Ahmet Turan Alkan.net Gayriresmi Ahmet Turan Alkan Sitesi

Önceki gece geç saatlerde kameraların karşısına geçen BJK Başkanı'nın yüzünde, -maazallah- büyük felaketlere veya akıl almaz ihanetlere ve kayıplara uğramış birinin gerginliği okunuyordu.

Hepimizin hayretle dinlediği o sözleri söylerken, arka plandaki yöneticilerin bu kararı canla başla destekledikleri belliydi.

Bu kararın isabetini tartışmak benim işim değil, fakat kararın alınma tarzı çok garibime gitti: Başkan kızıyor, idarecilere telefonla talimat veriyor; onlar kararı basına açıklıyorlar ve maçtan iki saat sonra biraraya gelip onaylıyorlar.

Hani fren mesafesi, hani sabır, hani o efsânevi "Beşiktaşlılık Duruşu"?


İnternet cemaatinin bir kısmı pek alıngan; yazanla yüz yüze gelmeden serbestçe atış yapabilme imkanı verdiğinden midir nedir, kıldan-tüyden meseleler karşısında akılalmaz alınganlık vesileleri üretip ağızlarından geleni boca ediyorlar. "Minare Gölgesi..." başlıklı yazıda geçen "cami cemaati" sözüne birisi kızmış; "sen cemaat kavramıyla dalga geçiyorsun... "

Fesubhanallah! Beşiktaşlı fanatik taraftarlara hitaben yazıyorum. Yazıyı dikkatle okuyunuz; hasseten Beşiktaş'tan değil, bir başka şeyden, futbolu algılama biçimimizden bahsetmeye çalışıyorum; önce dinleyiniz, sonra gerekirse ateş edersiniz.


Maaşallah bütün büyük kulüplerimizin en az 20 milyon taraftarı var! Ağzını açan taraftar sayısıyla gurur duyduğunu belirtir laflar ederken, o camia adına konuşan kişi olarak kendisinin önemini vurgulamaya çalışıyor. 20 milyon aklın bileşkesi o sözler midir yani? Maalesef ve ne yazıktır ki futbol kulüplerimizin örgütlenme kültürü, demokratik modelden "aşiret tipi örgütlenme"ye doğru kayıyor: Karizmatik, güçlü başkanlar, burnundan kıl aldırmayan yöneticiler, gazete sayfalarında "kulüplerinin" hakkını savunan futbol yazarları, çılgınlıklarıyla övünen fanatikler, rakibini aşağılamaktan başka işe yaramayan taraftar siteleri, 100 yıllık tarihler, 100 yıllık birikimle bir türlü uyuşmayan futbol kültürü birikimi ve tekniği...

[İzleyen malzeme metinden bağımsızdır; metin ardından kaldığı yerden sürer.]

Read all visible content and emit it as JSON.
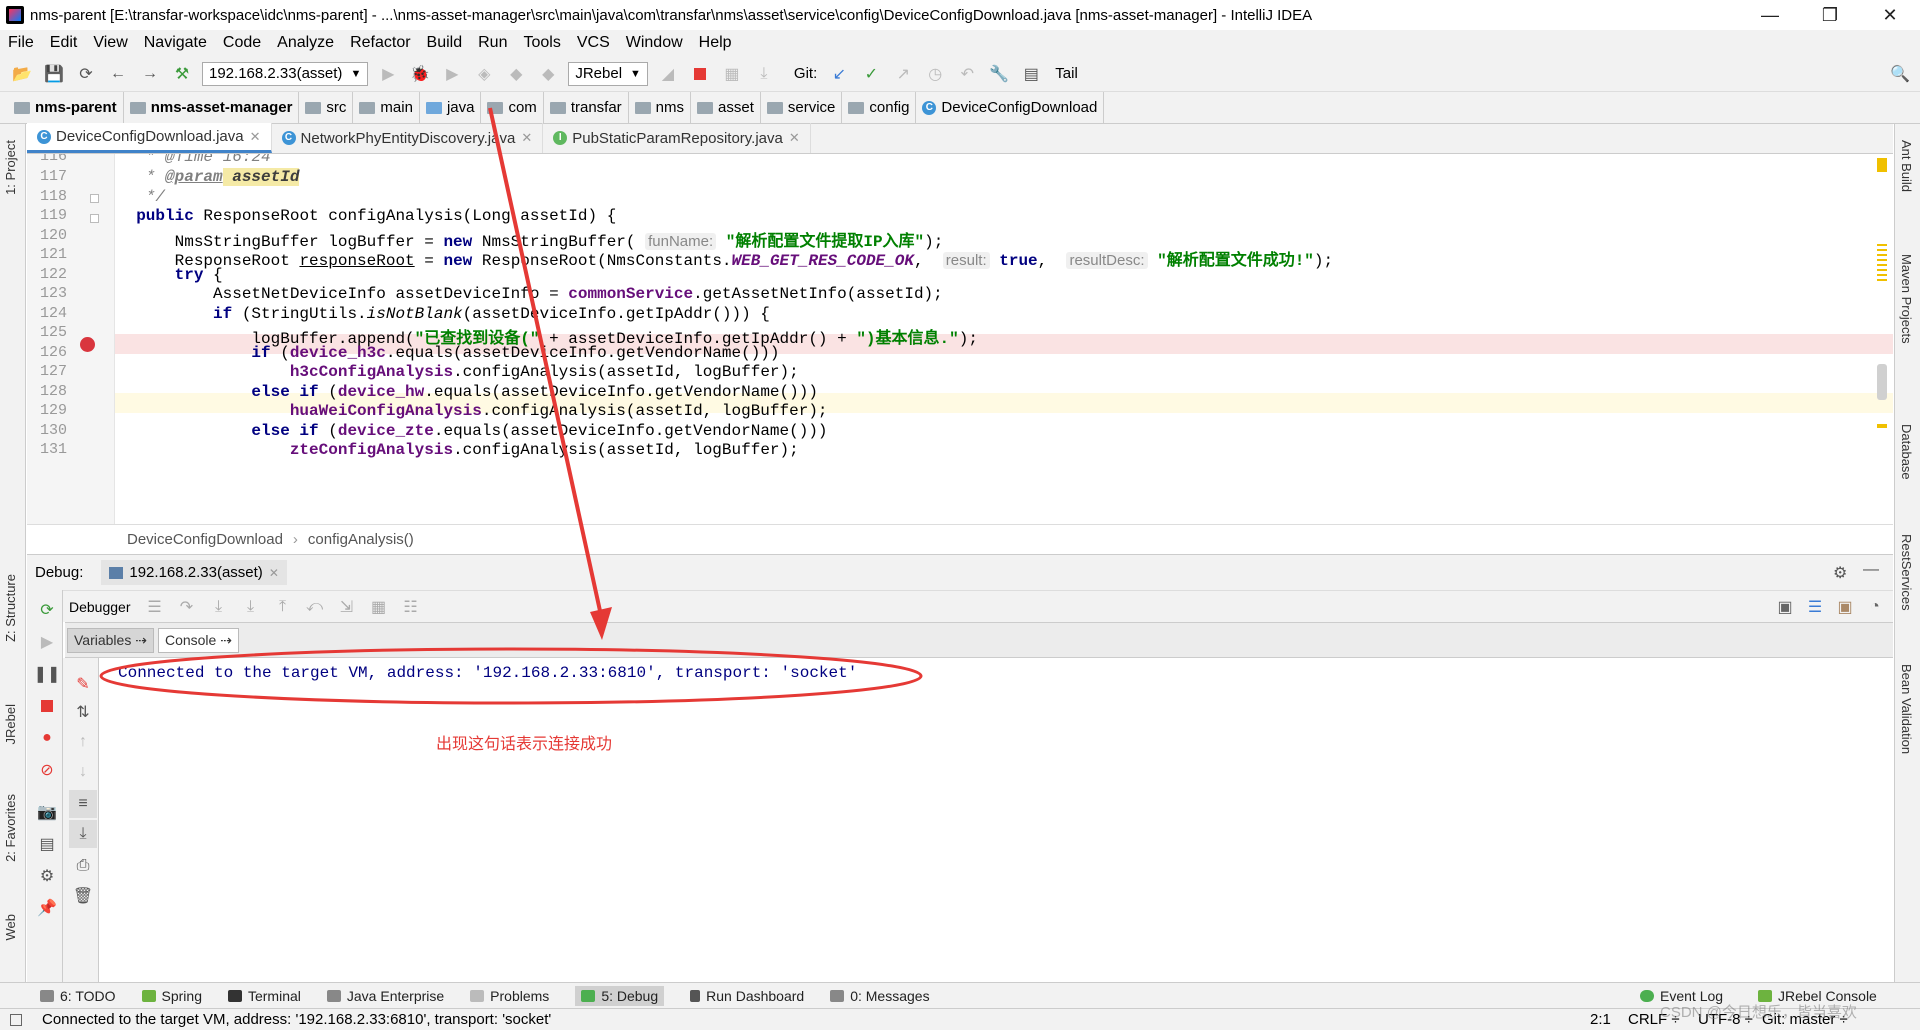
{
  "window": {
    "title": "nms-parent [E:\\transfar-workspace\\idc\\nms-parent] - ...\\nms-asset-manager\\src\\main\\java\\com\\transfar\\nms\\asset\\service\\config\\DeviceConfigDownload.java [nms-asset-manager] - IntelliJ IDEA",
    "minimize": "—",
    "maximize": "❐",
    "close": "✕"
  },
  "menu": [
    "File",
    "Edit",
    "View",
    "Navigate",
    "Code",
    "Analyze",
    "Refactor",
    "Build",
    "Run",
    "Tools",
    "VCS",
    "Window",
    "Help"
  ],
  "toolbar": {
    "run_config": "192.168.2.33(asset)",
    "jrebel": "JRebel",
    "git_label": "Git:",
    "tail": "Tail"
  },
  "nav": [
    "nms-parent",
    "nms-asset-manager",
    "src",
    "main",
    "java",
    "com",
    "transfar",
    "nms",
    "asset",
    "service",
    "config",
    "DeviceConfigDownload"
  ],
  "tabs": [
    "DeviceConfigDownload.java",
    "NetworkPhyEntityDiscovery.java",
    "PubStaticParamRepository.java"
  ],
  "code": {
    "line_numbers": [
      "116",
      "117",
      "118",
      "119",
      "120",
      "121",
      "122",
      "123",
      "124",
      "125",
      "126",
      "127",
      "128",
      "129",
      "130",
      "131"
    ],
    "l116": "   * @Time 16:24",
    "l117a": "   * ",
    "l117b": "@param",
    "l117c": " assetId",
    "l118": "   */",
    "l119a": "  public ",
    "l119b": "ResponseRoot configAnalysis(Long assetId) {",
    "l120a": "      NmsStringBuffer logBuffer = ",
    "l120b": "new",
    "l120c": " NmsStringBuffer( ",
    "l120hint": "funName:",
    "l120d": " \"解析配置文件提取IP入库\"",
    "l120e": ");",
    "l121a": "      ResponseRoot ",
    "l121b": "responseRoot",
    "l121c": " = ",
    "l121d": "new",
    "l121e": " ResponseRoot(NmsConstants.",
    "l121f": "WEB_GET_RES_CODE_OK",
    "l121g": ",  ",
    "l121hint1": "result:",
    "l121h": " true",
    "l121i": ",  ",
    "l121hint2": "resultDesc:",
    "l121j": " \"解析配置文件成功!\"",
    "l121k": ");",
    "l122a": "      ",
    "l122b": "try",
    "l122c": " {",
    "l123a": "          AssetNetDeviceInfo assetDeviceInfo = ",
    "l123b": "commonService",
    "l123c": ".getAssetNetInfo(assetId);",
    "l124a": "          ",
    "l124b": "if",
    "l124c": " (StringUtils.",
    "l124d": "isNotBlank",
    "l124e": "(assetDeviceInfo.getIpAddr())) {",
    "l125a": "              logBuffer.append(",
    "l125b": "\"已查找到设备(\"",
    "l125c": " + assetDeviceInfo.getIpAddr() + ",
    "l125d": "\")基本信息.\"",
    "l125e": ");",
    "l126a": "              ",
    "l126b": "if",
    "l126c": " (",
    "l126d": "device_h3c",
    "l126e": ".equals(assetDeviceInfo.getVendorName()))",
    "l127a": "                  ",
    "l127b": "h3cConfigAnalysis",
    "l127c": ".configAnalysis(assetId, logBuffer);",
    "l128a": "              ",
    "l128b": "else if",
    "l128c": " (",
    "l128d": "device_hw",
    "l128e": ".equals(assetDeviceInfo.getVendorName()))",
    "l129a": "                  ",
    "l129b": "huaWeiConfigAnalysis",
    "l129c": ".configAnalysis(assetId, logBuffer);",
    "l130a": "              ",
    "l130b": "else if",
    "l130c": " (",
    "l130d": "device_zte",
    "l130e": ".equals(assetDeviceInfo.getVendorName()))",
    "l131a": "                  ",
    "l131b": "zteConfigAnalysis",
    "l131c": ".configAnalysis(assetId, logBuffer);"
  },
  "editor_breadcrumb": [
    "DeviceConfigDownload",
    "configAnalysis()"
  ],
  "debug": {
    "label": "Debug:",
    "session": "192.168.2.33(asset)",
    "debugger_tab": "Debugger",
    "variables_tab": "Variables",
    "console_tab": "Console",
    "console_line": "Connected to the target VM, address: '192.168.2.33:6810', transport: 'socket'",
    "annotation": "出现这句话表示连接成功"
  },
  "left_tools": [
    "1: Project",
    "Z: Structure",
    "JRebel",
    "2: Favorites",
    "Web"
  ],
  "right_tools": [
    "Ant Build",
    "Maven Projects",
    "Database",
    "RestServices",
    "Bean Validation"
  ],
  "bottom_tools": [
    "6: TODO",
    "Spring",
    "Terminal",
    "Java Enterprise",
    "Problems",
    "5: Debug",
    "Run Dashboard",
    "0: Messages"
  ],
  "bottom_right": [
    "Event Log",
    "JRebel Console"
  ],
  "status": {
    "message": "Connected to the target VM, address: '192.168.2.33:6810', transport: 'socket'",
    "position": "2:1",
    "line_sep": "CRLF ÷",
    "encoding": "UTF-8 ÷",
    "git": "Git: master ÷",
    "watermark": "CSDN @今日想乐，皆当喜欢"
  },
  "colors": {
    "annotation_red": "#e53935",
    "keyword": "#000080",
    "string": "#008000",
    "field": "#660e7a"
  }
}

Plağın öbür yüzünde kulübe yatırılmış büyük miktarda şahsi paraların bir işe yaramadığını görmenin gerginliği var; kulüp bütçelerinin çoğu göstermelik; asıl bilançonun bazı yönetim kurulu üyeleri ve kulağı delik gazeteciler dışında kimseye açıklanmadığı sır değil. Ve bu garip futbol organizasyonu, ne yazık ki Türkiye'de milyonlarca insanı cezbediyor; sağlıksız, hatta hastalıklı bir taraflılık, derunundaki sebepler anlaşıldığında insanda ağlama hissi uyandıran bir güce tapınma psikolojisi. Aşırı romantizm denetlenmediği için kulüpler, milyonlarca taraftarın şahsiyetini bütünleyen hastalıklı bir bağlılık ikonuna dönüşmüş; bireyi, kulüp ruhu içinde eriten mariz bir alâka.


Kuralların canı cehenneme, ille de bizim takım kazanmalı; bunu engelleyenler "düşman"; aşiretimizin düşmanı. Fair play ise ezilenlerin, ezenlerin tahakkümünden kurtulmak için uydurdukları bir zayıflık ideolojisi.

"Kavgam"ı açın, bakın; vaktiyle Hitler de öyle söylüyordu!


"Türk futbolu nasıl kurtulur?" sualinin cevabı, artık hiç de umurumda değil; bacak kadar çocukları bile çılgına çeviren ve doğru düşünmekten alıkoyan bu kollektif cinnetin nasıl önlenebileceği konuşulmalı asıl. Ne yazık ki Türkiye'de futbol etrafında olup bitenler ile milli meseleler etrafında gösterdiğimiz tepkiler fena halde birbirine benziyor; bütün bunlar bana, "millet olmak veya olamamak" olgusuyla fena halde ilgili görünüyor.